Reinforcement Learning: Generalizing beyond the teacher
Where on-policy distillation relies on a teacher to define correct reasoning, RL replaces that soft, potentially noisy supervision signal with a hard, verifiable one. The correct answer is checked programmatically — no oracle required.
The dependency doesn't disappear; it shifts from teacher quality to reward specification. But for tasks where correctness is verifiable, this is a categorically more reliable foundation. Recent work on reinforcement learning with verifiable rewards (RLVR) has demonstrated this principle at scale: DeepSeek-R1 showed that pure RL with binary correctness signals can incentivize sophisticated reasoning without any supervised fine-tuning data [6], using GRPO [7] — and its more recent sequence-level successors [8] — as efficient optimization frameworks for this setting.
On-policy exploration generalizes further than distillation can.
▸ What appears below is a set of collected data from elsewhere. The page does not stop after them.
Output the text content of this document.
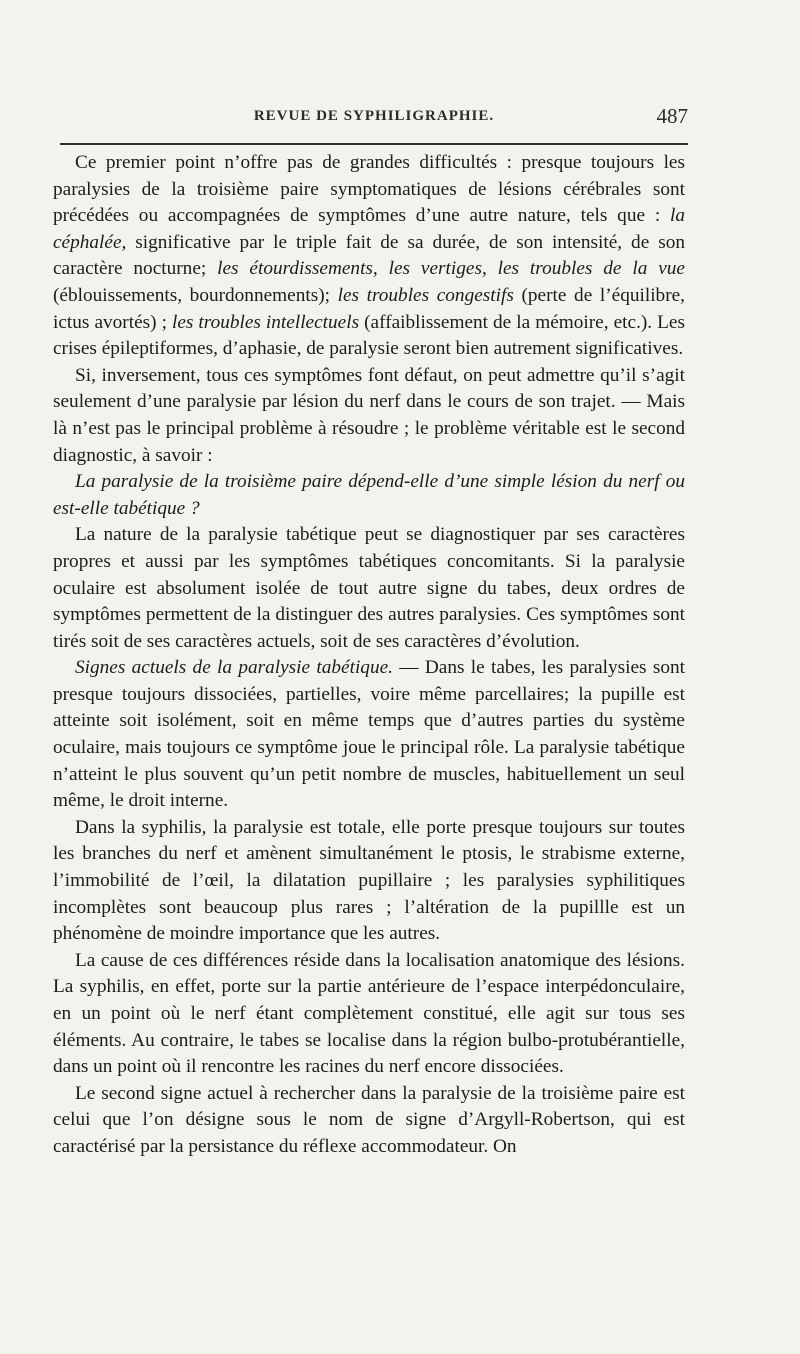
REVUE DE SYPHILIGRAPHIE.	487

Ce premier point n’offre pas de grandes difficultés : presque toujours les paralysies de la troisième paire symptomatiques de lésions cérébrales sont précédées ou accompagnées de symptômes d’une autre nature, tels que : la céphalée, significative par le triple fait de sa durée, de son intensité, de son caractère nocturne; les étourdissements, les vertiges, les troubles de la vue (éblouissements, bourdonnements); les troubles congestifs (perte de l’équilibre, ictus avortés) ; les troubles intellectuels (affaiblissement de la mémoire, etc.). Les crises épileptiformes, d’aphasie, de paralysie seront bien autrement significatives.

Si, inversement, tous ces symptômes font défaut, on peut admettre qu’il s’agit seulement d’une paralysie par lésion du nerf dans le cours de son trajet. — Mais là n’est pas le principal problème à résoudre ; le problème véritable est le second diagnostic, à savoir :

La paralysie de la troisième paire dépend-elle d’une simple lésion du nerf ou est-elle tabétique ?

La nature de la paralysie tabétique peut se diagnostiquer par ses caractères propres et aussi par les symptômes tabétiques concomitants. Si la paralysie oculaire est absolument isolée de tout autre signe du tabes, deux ordres de symptômes permettent de la distinguer des autres paralysies. Ces symptômes sont tirés soit de ses caractères actuels, soit de ses caractères d’évolution.

Signes actuels de la paralysie tabétique. — Dans le tabes, les paralysies sont presque toujours dissociées, partielles, voire même parcellaires; la pupille est atteinte soit isolément, soit en même temps que d’autres parties du système oculaire, mais toujours ce symptôme joue le principal rôle. La paralysie tabétique n’atteint le plus souvent qu’un petit nombre de muscles, habituellement un seul même, le droit interne.

Dans la syphilis, la paralysie est totale, elle porte presque toujours sur toutes les branches du nerf et amènent simultanément le ptosis, le strabisme externe, l’immobilité de l’œil, la dilatation pupillaire ; les paralysies syphilitiques incomplètes sont beaucoup plus rares ; l’altération de la pupillle est un phénomène de moindre importance que les autres.

La cause de ces différences réside dans la localisation anatomique des lésions. La syphilis, en effet, porte sur la partie antérieure de l’espace interpédonculaire, en un point où le nerf étant complètement constitué, elle agit sur tous ses éléments. Au contraire, le tabes se localise dans la région bulbo-protubérantielle, dans un point où il rencontre les racines du nerf encore dissociées.

Le second signe actuel à rechercher dans la paralysie de la troisième paire est celui que l’on désigne sous le nom de signe d’Argyll-Robertson, qui est caractérisé par la persistance du réflexe accommodateur. On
Because the reward signal is grounded in verifiable correctness rather than teacher supervision, the model discovers reasoning strategies that work across the full input distribution, including novel category schemas and out-of-distribution conversations where the teacher's guidance would have been unreliable.
The result is a meaningfully more robust model that responds to lightweight correction rather than retraining as deployment contexts shift. The empirical effects are consistent: majority-class overselection drops, out-of-distribution generalization improves, and steerability is preserved. The model learns a general reasoning procedure over criteria — one not bounded by the teacher's competence on the task.
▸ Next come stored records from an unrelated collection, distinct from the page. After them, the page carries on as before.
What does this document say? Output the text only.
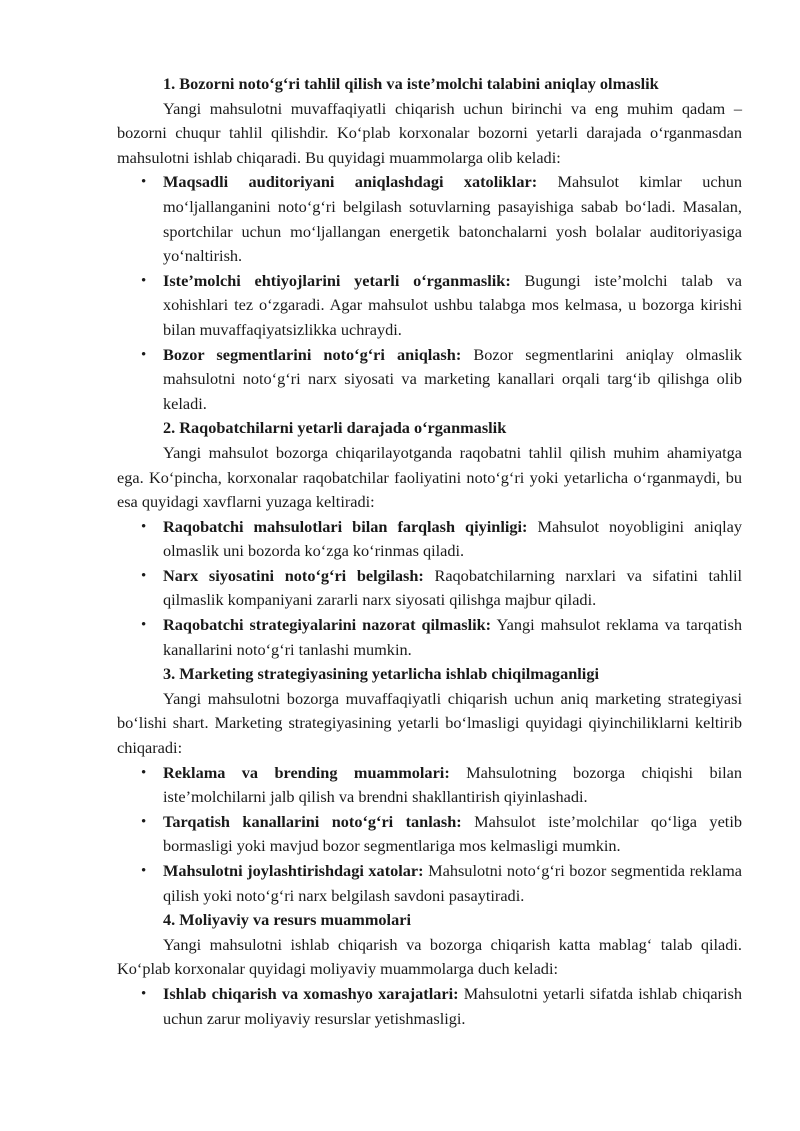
1. Bozorni noto‘g‘ri tahlil qilish va iste’molchi talabini aniqlay olmaslik

Yangi mahsulotni muvaffaqiyatli chiqarish uchun birinchi va eng muhim qadam – bozorni chuqur tahlil qilishdir. Ko‘plab korxonalar bozorni yetarli darajada o‘rganmasdan mahsulotni ishlab chiqaradi. Bu quyidagi muammolarga olib keladi:

• Maqsadli auditoriyani aniqlashdagi xatoliklar: Mahsulot kimlar uchun mo‘ljallanganini noto‘g‘ri belgilash sotuvlarning pasayishiga sabab bo‘ladi. Masalan, sportchilar uchun mo‘ljallangan energetik batonchalarni yosh bolalar auditoriyasiga yo‘naltirish.
• Iste’molchi ehtiyojlarini yetarli o‘rganmaslik: Bugungi iste’molchi talab va xohishlari tez o‘zgaradi. Agar mahsulot ushbu talabga mos kelmasa, u bozorga kirishi bilan muvaffaqiyatsizlikka uchraydi.
• Bozor segmentlarini noto‘g‘ri aniqlash: Bozor segmentlarini aniqlay olmaslik mahsulotni noto‘g‘ri narx siyosati va marketing kanallari orqali targ‘ib qilishga olib keladi.

2. Raqobatchilarni yetarli darajada o‘rganmaslik

Yangi mahsulot bozorga chiqarilayotganda raqobatni tahlil qilish muhim ahamiyatga ega. Ko‘pincha, korxonalar raqobatchilar faoliyatini noto‘g‘ri yoki yetarlicha o‘rganmaydi, bu esa quyidagi xavflarni yuzaga keltiradi:

• Raqobatchi mahsulotlari bilan farqlash qiyinligi: Mahsulot noyobligini aniqlay olmaslik uni bozorda ko‘zga ko‘rinmas qiladi.
• Narx siyosatini noto‘g‘ri belgilash: Raqobatchilarning narxlari va sifatini tahlil qilmaslik kompaniyani zararli narx siyosati qilishga majbur qiladi.
• Raqobatchi strategiyalarini nazorat qilmaslik: Yangi mahsulot reklama va tarqatish kanallarini noto‘g‘ri tanlashi mumkin.

3. Marketing strategiyasining yetarlicha ishlab chiqilmaganligi

Yangi mahsulotni bozorga muvaffaqiyatli chiqarish uchun aniq marketing strategiyasi bo‘lishi shart. Marketing strategiyasining yetarli bo‘lmasligi quyidagi qiyinchiliklarni keltirib chiqaradi:

• Reklama va brending muammolari: Mahsulotning bozorga chiqishi bilan iste’molchilarni jalb qilish va brendni shakllantirish qiyinlashadi.
• Tarqatish kanallarini noto‘g‘ri tanlash: Mahsulot iste’molchilar qo‘liga yetib bormasligi yoki mavjud bozor segmentlariga mos kelmasligi mumkin.
• Mahsulotni joylashtirishdagi xatolar: Mahsulotni noto‘g‘ri bozor segmentida reklama qilish yoki noto‘g‘ri narx belgilash savdoni pasaytiradi.

4. Moliyaviy va resurs muammolari

Yangi mahsulotni ishlab chiqarish va bozorga chiqarish katta mablag‘ talab qiladi. Ko‘plab korxonalar quyidagi moliyaviy muammolarga duch keladi:

• Ishlab chiqarish va xomashyo xarajatlari: Mahsulotni yetarli sifatda ishlab chiqarish uchun zarur moliyaviy resurslar yetishmasligi.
Putting it together: A training progression

The ordering matters. In our experiments, RL applied directly to a base model without SFT initialization converged more slowly and to worse final performance — the dense supervision from SFT provides a critical foundation of reasoning structure that RL alone struggles to learn from scratch. This parallels the finding in DeepSeek-R1 [6], where cold-start SFT data before RL was necessary to address readability and stability issues observed in pure-RL training.
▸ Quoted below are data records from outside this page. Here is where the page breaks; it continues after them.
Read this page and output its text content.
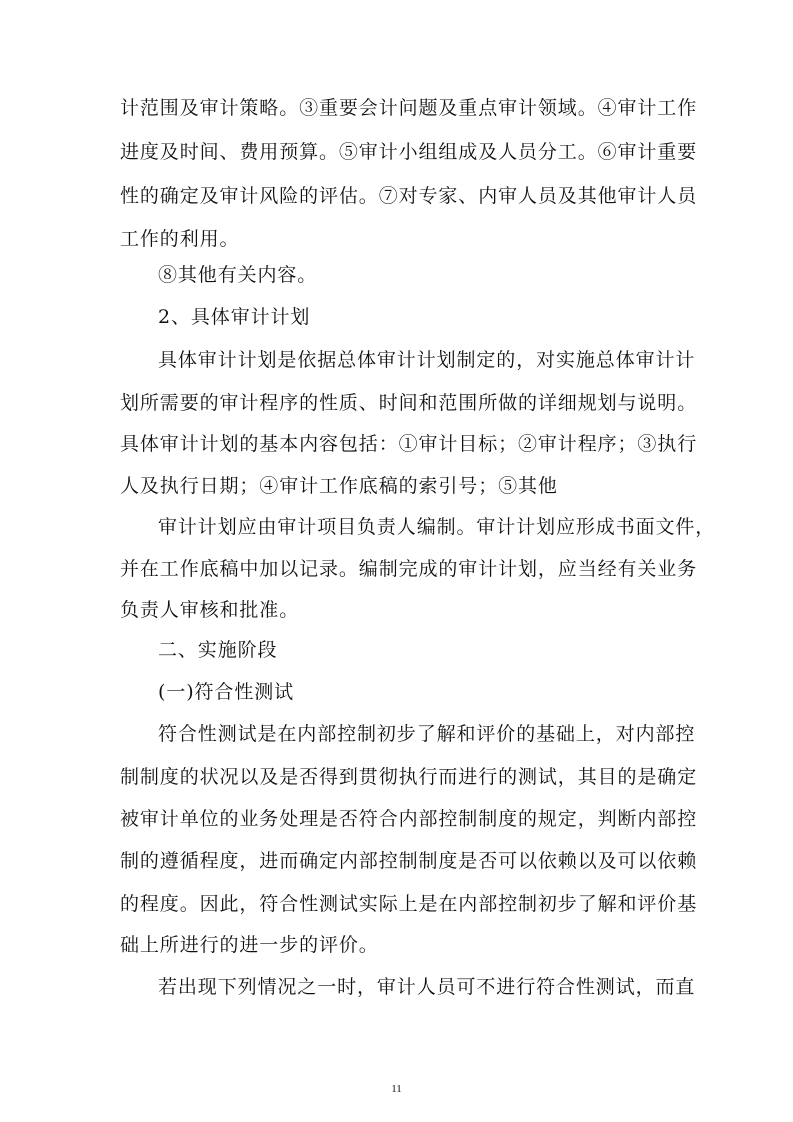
计范围及审计策略。③重要会计问题及重点审计领域。④审计工作
进度及时间、费用预算。⑤审计小组组成及人员分工。⑥审计重要
性的确定及审计风险的评估。⑦对专家、内审人员及其他审计人员
工作的利用。
⑧其他有关内容。
2、具体审计计划
具体审计计划是依据总体审计计划制定的，对实施总体审计计
划所需要的审计程序的性质、时间和范围所做的详细规划与说明。
具体审计计划的基本内容包括：①审计目标；②审计程序；③执行
人及执行日期；④审计工作底稿的索引号；⑤其他
审计计划应由审计项目负责人编制。审计计划应形成书面文件，
并在工作底稿中加以记录。编制完成的审计计划，应当经有关业务
负责人审核和批准。
二、实施阶段
(一)符合性测试
符合性测试是在内部控制初步了解和评价的基础上，对内部控
制制度的状况以及是否得到贯彻执行而进行的测试，其目的是确定
被审计单位的业务处理是否符合内部控制制度的规定，判断内部控
制的遵循程度，进而确定内部控制制度是否可以依赖以及可以依赖
的程度。因此，符合性测试实际上是在内部控制初步了解和评价基
础上所进行的进一步的评价。
若出现下列情况之一时，审计人员可不进行符合性测试，而直
11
The three paradigms work best as a deliberate sequence, each addressing what the previous stage leaves unsolved: SFT builds the foundation, on-policy distillation closes the train-inference gap, and RL replaces teacher judgment with ground-truth reward.
The combined model is meaningfully more robust than any individual stage. Where the SFT-only model would consistently misclassify under shifted definitions and required retraining to fix, the full pipeline maintains accuracy more uniformly across categories and responds to targeted prompting and data augmentation. The practical difference is a model that remains correctable as deployment contexts evolve, rather than one that has to be retrained every time they do.
References
[1] Lu, M. (2025). Engineering Fast, Performant AI Agents Through Fine-Tuning. Decagon. https://decagon.ai/blog/fine-tuning-ai-agents
[2] Hinton, G., Vinyals, O., & Dean, J. (2015). Distilling the Knowledge in a Neural Network. arXiv:1503.02531.
[3] Ross, S., Gordon, G., & Bagnell, D. (2011). A Reduction of Imitation Learning and Structured Prediction to No-Regret Online Learning. AISTATS 2011.
[4] Penaloza, E., Vattikonda, D., Gontier, N., Lacoste, A., Charlin, L., & Caccia, M. (2026). Privileged Information Distillation for Language Models. arXiv:2602.04942.
[5] Agarwal, R., Vieillard, N., Zhou, Y., Stanczyk, P., Ramos, S., Geist, M., & Bachem, O. (2024). On-Policy Distillation of Language Models: Learning from Self-Generated Mistakes. ICLR 2024.
[6] Guo, D., et al. (2025). DeepSeek-R1: Incentivizing Reasoning Capability in LLMs via Reinforcement Learning. arXiv:2501.12948.
[7] Shao, Z., et al. (2024). DeepSeekMath: Pushing the Limits of Mathematical Reasoning in Open Language Models. arXiv:2402.03300.
[8] Zheng, C., et al. (2025). Group Sequence Policy Optimization. arXiv:2507.18071.